A secular type of mindfulness program designed to decrease stress has been linked to significant improvements in irritable bowel syndrome patients, according to a newly published study. Volunteers were tasked with participating in the mindfulness program over the course of eight weeks, after which point the majority reported big improvements in some of their gastrointestinal symptoms.
Irritable bowel syndrome (IBS) is a common condition that impacts the large intestine, leading to issues like gas, stomach pain, cramping, and more. The precise cause of IBS is unclear, but multiple treatment options exist that may help alleviate some of the symptoms, including diet changes that remove irritating foods.
A new study recently published in Neurogastroenterology & Motility has found that participating in a stress-lowering activity called mindfulness-based stress reduction (MBSR) may have a significant effect on IBS symptoms, in some cases leading to big improvements after only weeks of participation.

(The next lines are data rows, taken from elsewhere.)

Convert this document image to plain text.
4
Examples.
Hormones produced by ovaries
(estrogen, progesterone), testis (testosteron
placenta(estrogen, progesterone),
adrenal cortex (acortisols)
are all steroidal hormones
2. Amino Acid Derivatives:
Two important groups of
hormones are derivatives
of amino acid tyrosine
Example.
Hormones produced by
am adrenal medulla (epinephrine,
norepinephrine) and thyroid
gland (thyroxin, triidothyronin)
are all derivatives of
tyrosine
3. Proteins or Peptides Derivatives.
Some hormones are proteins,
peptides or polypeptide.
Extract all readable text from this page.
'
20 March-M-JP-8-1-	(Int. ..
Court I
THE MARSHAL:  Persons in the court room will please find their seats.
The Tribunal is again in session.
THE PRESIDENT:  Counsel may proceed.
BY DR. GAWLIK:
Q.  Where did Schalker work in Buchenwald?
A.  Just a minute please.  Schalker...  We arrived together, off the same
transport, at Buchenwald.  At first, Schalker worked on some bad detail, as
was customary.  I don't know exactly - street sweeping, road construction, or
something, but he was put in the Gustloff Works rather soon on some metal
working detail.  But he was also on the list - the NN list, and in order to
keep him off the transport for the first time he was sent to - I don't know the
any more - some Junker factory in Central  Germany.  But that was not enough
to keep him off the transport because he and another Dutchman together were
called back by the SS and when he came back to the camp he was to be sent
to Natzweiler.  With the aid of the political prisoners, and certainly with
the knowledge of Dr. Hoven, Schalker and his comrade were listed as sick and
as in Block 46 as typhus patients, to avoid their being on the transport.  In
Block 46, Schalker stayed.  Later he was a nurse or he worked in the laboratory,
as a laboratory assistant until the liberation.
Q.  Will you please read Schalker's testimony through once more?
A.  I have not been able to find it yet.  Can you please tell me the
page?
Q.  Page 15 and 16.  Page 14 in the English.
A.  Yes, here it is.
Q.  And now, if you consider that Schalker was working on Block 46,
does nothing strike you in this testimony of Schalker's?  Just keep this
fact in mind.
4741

A total of 68 people participated in the study, the majority of whom were women, with follow-up after three months in the program. The researchers found that the majority of the participants experienced ‘significant improvements’ in their quality of life, anxiety levels, and — most importantly for IBS sufferers — their gastrointestinal symptoms.
The study’s senior author Kirsten Tillisch, MD, of UCLA, explained:
This study shows that people with irritable bowel syndrome can have significant improvements in their symptoms and quality of life without medication or diet change, just by participating in a mindfulness-based stress reduction class.